「最初はね、玉の輿ー!なんて浮かれてたんだけど。結婚してみたら色々制限されちゃって、息が詰まってね!それでも子供が生まれてからはさ、生きがいができて嬉しかったの。でもね、それもすぐに奪われちゃった。姑もやっぱり警察官僚の妻だった人でね。あたしに妻としてやるべきことを叩き込んだの。子育てよりも、ダンナの出世のためにって。
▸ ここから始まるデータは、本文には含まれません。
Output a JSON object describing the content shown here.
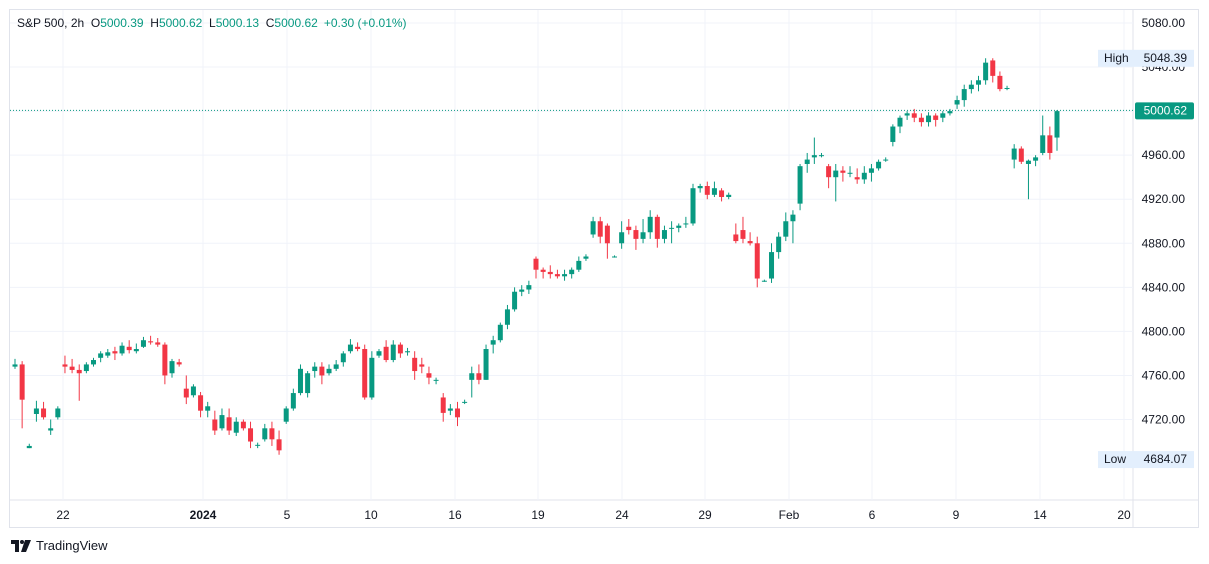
{
  "header": {
    "symbol": "S&P 500",
    "interval": "2h",
    "open_label": "O",
    "open": "5000.39",
    "high_label": "H",
    "high": "5000.62",
    "low_label": "L",
    "low": "5000.13",
    "close_label": "C",
    "close": "5000.62",
    "change": "+0.30 (+0.01%)"
  },
  "branding": {
    "logo_text": "TradingView"
  },
  "colors": {
    "up": "#089981",
    "down": "#f23645",
    "grid": "#f0f3fa",
    "axis_text": "#131722",
    "border": "#e0e3eb",
    "tag_bg": "#e3effd"
  },
  "chart_data": {
    "type": "candlestick",
    "ylim": [
      4660,
      5090
    ],
    "y_ticks": [
      "4720.00",
      "4760.00",
      "4800.00",
      "4840.00",
      "4880.00",
      "4920.00",
      "4960.00",
      "5000.00",
      "5040.00",
      "5080.00"
    ],
    "x_ticks": [
      {
        "label": "22",
        "x": 5,
        "bold": false
      },
      {
        "label": "2024",
        "x": 22,
        "bold": true
      },
      {
        "label": "5",
        "x": 39,
        "bold": false
      },
      {
        "label": "10",
        "x": 56,
        "bold": false
      },
      {
        "label": "16",
        "x": 73,
        "bold": false
      },
      {
        "label": "19",
        "x": 90,
        "bold": false
      },
      {
        "label": "24",
        "x": 107,
        "bold": false
      },
      {
        "label": "29",
        "x": 124,
        "bold": false
      },
      {
        "label": "Feb",
        "x": 141,
        "bold": false
      },
      {
        "label": "6",
        "x": 158,
        "bold": false
      },
      {
        "label": "9",
        "x": 175,
        "bold": false
      },
      {
        "label": "14",
        "x": 192,
        "bold": false
      },
      {
        "label": "20",
        "x": 209,
        "bold": false
      }
    ],
    "last_price": "5000.62",
    "high_marker": {
      "label": "High",
      "value": "5048.39"
    },
    "low_marker": {
      "label": "Low",
      "value": "4684.07"
    },
    "candles": [
      [
        4768,
        4775,
        4766,
        4770
      ],
      [
        4770,
        4773,
        4712,
        4738
      ],
      [
        4694,
        4698,
        4694,
        4696
      ],
      [
        4725,
        4737,
        4718,
        4730
      ],
      [
        4730,
        4736,
        4720,
        4722
      ],
      [
        4710,
        4720,
        4706,
        4712
      ],
      [
        4722,
        4732,
        4720,
        4730
      ],
      [
        4770,
        4778,
        4762,
        4768
      ],
      [
        4768,
        4775,
        4762,
        4765
      ],
      [
        4765,
        4770,
        4737,
        4762
      ],
      [
        4764,
        4772,
        4762,
        4770
      ],
      [
        4770,
        4776,
        4768,
        4774
      ],
      [
        4776,
        4782,
        4772,
        4780
      ],
      [
        4778,
        4784,
        4776,
        4781
      ],
      [
        4782,
        4786,
        4774,
        4780
      ],
      [
        4780,
        4790,
        4778,
        4787
      ],
      [
        4786,
        4792,
        4780,
        4783
      ],
      [
        4782,
        4789,
        4780,
        4784
      ],
      [
        4786,
        4795,
        4785,
        4792
      ],
      [
        4791,
        4796,
        4788,
        4790
      ],
      [
        4790,
        4794,
        4786,
        4788
      ],
      [
        4788,
        4790,
        4752,
        4760
      ],
      [
        4762,
        4775,
        4758,
        4773
      ],
      [
        4772,
        4775,
        4768,
        4770
      ],
      [
        4748,
        4760,
        4734,
        4740
      ],
      [
        4742,
        4752,
        4740,
        4750
      ],
      [
        4742,
        4745,
        4722,
        4728
      ],
      [
        4728,
        4736,
        4722,
        4732
      ],
      [
        4720,
        4728,
        4706,
        4710
      ],
      [
        4712,
        4730,
        4710,
        4724
      ],
      [
        4722,
        4730,
        4706,
        4710
      ],
      [
        4708,
        4722,
        4705,
        4718
      ],
      [
        4718,
        4720,
        4710,
        4712
      ],
      [
        4712,
        4718,
        4694,
        4700
      ],
      [
        4697,
        4699,
        4694,
        4697
      ],
      [
        4702,
        4716,
        4700,
        4712
      ],
      [
        4712,
        4718,
        4696,
        4702
      ],
      [
        4702,
        4710,
        4688,
        4692
      ],
      [
        4718,
        4732,
        4716,
        4730
      ],
      [
        4730,
        4748,
        4728,
        4744
      ],
      [
        4744,
        4770,
        4742,
        4766
      ],
      [
        4744,
        4764,
        4740,
        4762
      ],
      [
        4764,
        4772,
        4758,
        4768
      ],
      [
        4768,
        4772,
        4752,
        4760
      ],
      [
        4762,
        4770,
        4760,
        4766
      ],
      [
        4766,
        4774,
        4764,
        4770
      ],
      [
        4772,
        4782,
        4768,
        4780
      ],
      [
        4782,
        4793,
        4780,
        4788
      ],
      [
        4786,
        4790,
        4782,
        4784
      ],
      [
        4784,
        4788,
        4738,
        4740
      ],
      [
        4740,
        4782,
        4738,
        4776
      ],
      [
        4778,
        4784,
        4776,
        4782
      ],
      [
        4786,
        4792,
        4772,
        4774
      ],
      [
        4774,
        4792,
        4772,
        4788
      ],
      [
        4788,
        4790,
        4776,
        4780
      ],
      [
        4781,
        4785,
        4778,
        4782
      ],
      [
        4776,
        4782,
        4756,
        4764
      ],
      [
        4770,
        4776,
        4762,
        4768
      ],
      [
        4762,
        4768,
        4752,
        4758
      ],
      [
        4756,
        4758,
        4752,
        4756
      ],
      [
        4740,
        4744,
        4718,
        4726
      ],
      [
        4728,
        4734,
        4724,
        4730
      ],
      [
        4730,
        4736,
        4714,
        4722
      ],
      [
        4736,
        4738,
        4734,
        4736
      ],
      [
        4756,
        4768,
        4740,
        4762
      ],
      [
        4762,
        4770,
        4752,
        4756
      ],
      [
        4756,
        4788,
        4756,
        4784
      ],
      [
        4788,
        4796,
        4780,
        4792
      ],
      [
        4792,
        4808,
        4790,
        4806
      ],
      [
        4806,
        4824,
        4802,
        4820
      ],
      [
        4820,
        4840,
        4818,
        4836
      ],
      [
        4836,
        4842,
        4832,
        4838
      ],
      [
        4838,
        4846,
        4834,
        4842
      ],
      [
        4866,
        4868,
        4848,
        4856
      ],
      [
        4856,
        4858,
        4848,
        4854
      ],
      [
        4854,
        4860,
        4848,
        4852
      ],
      [
        4852,
        4856,
        4848,
        4850
      ],
      [
        4850,
        4856,
        4846,
        4852
      ],
      [
        4852,
        4858,
        4848,
        4856
      ],
      [
        4856,
        4868,
        4854,
        4864
      ],
      [
        4866,
        4870,
        4864,
        4868
      ],
      [
        4888,
        4904,
        4885,
        4900
      ],
      [
        4900,
        4904,
        4880,
        4886
      ],
      [
        4896,
        4898,
        4866,
        4880
      ],
      [
        4868,
        4869,
        4867,
        4868
      ],
      [
        4880,
        4900,
        4875,
        4890
      ],
      [
        4895,
        4902,
        4888,
        4892
      ],
      [
        4892,
        4896,
        4874,
        4884
      ],
      [
        4884,
        4902,
        4880,
        4890
      ],
      [
        4890,
        4910,
        4884,
        4904
      ],
      [
        4904,
        4906,
        4876,
        4884
      ],
      [
        4884,
        4896,
        4880,
        4892
      ],
      [
        4894,
        4900,
        4880,
        4894
      ],
      [
        4894,
        4898,
        4890,
        4896
      ],
      [
        4898,
        4904,
        4894,
        4898
      ],
      [
        4898,
        4934,
        4896,
        4930
      ],
      [
        4930,
        4934,
        4926,
        4932
      ],
      [
        4932,
        4936,
        4920,
        4924
      ],
      [
        4924,
        4936,
        4922,
        4930
      ],
      [
        4928,
        4930,
        4918,
        4922
      ],
      [
        4922,
        4926,
        4920,
        4924
      ],
      [
        4888,
        4898,
        4880,
        4882
      ],
      [
        4892,
        4904,
        4880,
        4884
      ],
      [
        4882,
        4890,
        4878,
        4880
      ],
      [
        4880,
        4886,
        4840,
        4848
      ],
      [
        4846,
        4847,
        4845,
        4846
      ],
      [
        4848,
        4880,
        4844,
        4872
      ],
      [
        4872,
        4890,
        4866,
        4886
      ],
      [
        4886,
        4908,
        4882,
        4900
      ],
      [
        4900,
        4910,
        4880,
        4906
      ],
      [
        4916,
        4952,
        4910,
        4950
      ],
      [
        4952,
        4962,
        4944,
        4956
      ],
      [
        4958,
        4976,
        4952,
        4960
      ],
      [
        4960,
        4962,
        4958,
        4960
      ],
      [
        4950,
        4952,
        4930,
        4940
      ],
      [
        4940,
        4952,
        4918,
        4946
      ],
      [
        4946,
        4950,
        4936,
        4944
      ],
      [
        4944,
        4950,
        4940,
        4944
      ],
      [
        4940,
        4948,
        4934,
        4938
      ],
      [
        4938,
        4950,
        4934,
        4944
      ],
      [
        4944,
        4952,
        4936,
        4948
      ],
      [
        4948,
        4956,
        4946,
        4954
      ],
      [
        4956,
        4958,
        4954,
        4956
      ],
      [
        4972,
        4988,
        4968,
        4986
      ],
      [
        4986,
        4996,
        4980,
        4994
      ],
      [
        4996,
        5000,
        4992,
        4998
      ],
      [
        4998,
        5002,
        4990,
        4994
      ],
      [
        4994,
        4998,
        4986,
        4990
      ],
      [
        4990,
        4999,
        4986,
        4996
      ],
      [
        4996,
        4998,
        4986,
        4992
      ],
      [
        4994,
        5000,
        4990,
        4998
      ],
      [
        4998,
        5002,
        4996,
        5000
      ],
      [
        5006,
        5014,
        5002,
        5010
      ],
      [
        5010,
        5024,
        5004,
        5020
      ],
      [
        5020,
        5028,
        5016,
        5024
      ],
      [
        5024,
        5032,
        5018,
        5028
      ],
      [
        5028,
        5048,
        5024,
        5044
      ],
      [
        5046,
        5048,
        5026,
        5032
      ],
      [
        5032,
        5036,
        5018,
        5020
      ],
      [
        5021,
        5023,
        5019,
        5021
      ],
      [
        4956,
        4970,
        4948,
        4966
      ],
      [
        4966,
        4968,
        4952,
        4954
      ],
      [
        4952,
        4956,
        4920,
        4955
      ],
      [
        4955,
        4960,
        4950,
        4958
      ],
      [
        4962,
        4996,
        4960,
        4978
      ],
      [
        4978,
        4986,
        4956,
        4962
      ],
      [
        4976,
        5001,
        4964,
        5000
      ]
    ]
  }
}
だから敏生達が物心ついた時からお弁当を置いてあちこち出掛けてね…」

ここで突如氷メガネが話に割って入ってくる。

「母さん…そしたら、兄貴は…兄貴の事はどーだったんだよ?」

さっきまで明るく話していたお母さんが急に静かになる。

「それだけが…心残りなの…。あたしが弱かったせいで…悠生にも、美緒(みお)さんにも悲しい思いをさせて…」

美緒さん?
ああ…お兄さんのカノジョか…。
今はきっと結婚して奥さんだね?

「フランスに行ってみようと思った事もあったの。でも…フランスに行ったりなんかしたら、主人にはすぐにバレるから…。怖くてできなかったわ。母親失格よ…」

「確かに…俺も今初めて母さんのほんとの姿知ったわけだから、兄貴は全く知らねーまんまって事だよな?恨んだまんまって事だろ?」

お母さんは氷メガネのこの言葉で泣き始めてしまった。